Eurowizja od pewnego czasu jest podzielona na dwa półfinały, z których awansuje po 10 krajów. Występują one następnie w sobotnim finale wraz z przedstawicielami Wielkiej Piątki i gospodarzem konkursu. Eurowizja 2021 startuje dziś wieczorem, o godzinie 21 będzie można śledzić muzyczne zmagania na antenie TVP 1. Dziś I półfinał konkursu. Przyjrzyjmy się temu, kto jest jego faworytem?
I półfinał Eurowizji i bardzo wyrównana stawka
I półfinał Eurowizji jest bardzo wyrównany. Sporo mówi się o tym, że każdy kraj może z niego awansować, bo mamy tutaj tylko 16 reprezentacji i połączenie głosów jurorów oraz widzów. Wśród faworytów do awansu wymienia się Maltę, Rosję, Ukrainę, Litwę i Cypr. O pozostałe 5 miejsc będzie toczyć się bardzo wyrównana walka. Co ciekawe, w I półfinale występuje Australia, która jednak nie przybyła do Rotterdamu. Musimy pamiętać o tym, że Eurowizja 2021 odbywa się podczas epidemii, dlatego też wszyscy uczestnicy musieli nagrać pod koniec marca swoje występy i przesłać je do EBU. Podczas czasu antenowego poświęconego Australii zobaczymy właśnie wcześniej zarejestrowane nagranie. Australia zdaniem bukmacherów nie awansuje do finału konkursu.
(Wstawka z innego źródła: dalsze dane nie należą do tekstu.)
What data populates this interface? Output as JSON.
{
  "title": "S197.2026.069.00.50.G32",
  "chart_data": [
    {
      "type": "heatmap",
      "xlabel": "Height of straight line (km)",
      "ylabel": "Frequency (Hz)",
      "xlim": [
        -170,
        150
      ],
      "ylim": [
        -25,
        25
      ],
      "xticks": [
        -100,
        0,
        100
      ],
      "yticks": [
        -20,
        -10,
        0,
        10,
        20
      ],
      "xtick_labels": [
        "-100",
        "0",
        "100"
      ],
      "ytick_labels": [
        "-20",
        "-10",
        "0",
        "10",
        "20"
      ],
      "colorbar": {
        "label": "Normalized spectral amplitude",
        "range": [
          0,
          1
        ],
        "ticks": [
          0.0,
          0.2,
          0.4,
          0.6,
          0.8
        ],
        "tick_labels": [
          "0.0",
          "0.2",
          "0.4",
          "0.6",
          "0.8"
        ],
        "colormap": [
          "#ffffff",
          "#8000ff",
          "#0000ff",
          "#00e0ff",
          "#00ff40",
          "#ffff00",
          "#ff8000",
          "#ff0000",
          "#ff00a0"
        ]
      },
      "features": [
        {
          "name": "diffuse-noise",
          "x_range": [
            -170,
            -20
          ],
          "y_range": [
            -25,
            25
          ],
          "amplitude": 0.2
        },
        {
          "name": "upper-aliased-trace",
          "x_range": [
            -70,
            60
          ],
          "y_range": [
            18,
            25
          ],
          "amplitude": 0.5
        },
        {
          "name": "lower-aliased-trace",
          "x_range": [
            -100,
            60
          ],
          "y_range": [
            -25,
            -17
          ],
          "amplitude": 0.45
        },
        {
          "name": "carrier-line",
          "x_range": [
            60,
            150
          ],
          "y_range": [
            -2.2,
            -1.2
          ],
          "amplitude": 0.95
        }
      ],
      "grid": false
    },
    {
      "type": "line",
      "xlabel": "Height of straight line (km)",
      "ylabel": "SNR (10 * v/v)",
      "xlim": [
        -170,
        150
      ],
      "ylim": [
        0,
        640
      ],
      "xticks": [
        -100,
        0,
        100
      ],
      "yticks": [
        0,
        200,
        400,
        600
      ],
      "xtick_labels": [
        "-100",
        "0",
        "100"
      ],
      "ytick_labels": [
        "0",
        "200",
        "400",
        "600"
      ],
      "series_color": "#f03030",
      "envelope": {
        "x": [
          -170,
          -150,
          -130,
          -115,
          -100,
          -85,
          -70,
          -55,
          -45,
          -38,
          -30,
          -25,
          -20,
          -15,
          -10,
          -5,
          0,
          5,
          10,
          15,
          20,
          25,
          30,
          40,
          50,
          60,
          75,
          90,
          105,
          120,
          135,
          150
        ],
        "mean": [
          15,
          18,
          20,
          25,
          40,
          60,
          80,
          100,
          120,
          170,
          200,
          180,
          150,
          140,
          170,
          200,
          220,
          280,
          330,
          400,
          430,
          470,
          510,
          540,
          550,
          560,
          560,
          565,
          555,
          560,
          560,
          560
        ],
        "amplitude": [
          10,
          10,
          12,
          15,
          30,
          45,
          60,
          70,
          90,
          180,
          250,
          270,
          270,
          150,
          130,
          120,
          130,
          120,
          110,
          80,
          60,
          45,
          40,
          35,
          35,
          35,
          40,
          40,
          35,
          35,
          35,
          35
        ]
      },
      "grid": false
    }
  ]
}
Kto zdaniem bukmacherów awansuje do finału Eurowizji?
Komu jeszcze bukmacherzy dają spore szanse na awans? Obecnie w top 10 Azerbejdżan i Rumunia znajdują się na granicy awansu. Duże szanse ma także Izrael, Chorwacja i Szwecja. Nie należy jednak lekceważyć Belgii, która może okazać się czarnym koniem I półfinału Eurowizji i zająć wysokie miejsce w głosowaniu jurorów.
Czy Destiny z Malty wygra też dorosłą Eurowizję?
Przyjrzyjmy się 5 pewniakom do awansu. Destiny, która reprezentuje w tym roku Maltę, ma dynamiczny, niezwykle ciekawy utwór, w którym przeciwstawia się przedmiotowemu traktowaniu kobiet. Artystka ma już na swoim koncie wygraną na Eurowizji, po Grand Prix sięgnęła kilka lat temu podczas konkursu dla młodych artystów (Eurowizja Junior). Obecnie wymienia się ją w gronie faworytów do wygrania konkursu. Aktualnie zajmuje 3. miejsce tuż za Włochami i Francją. Wczoraj podczas próby jurorskiej Destiny musiała potwarzać swój występ ze względu na problemy techniczne.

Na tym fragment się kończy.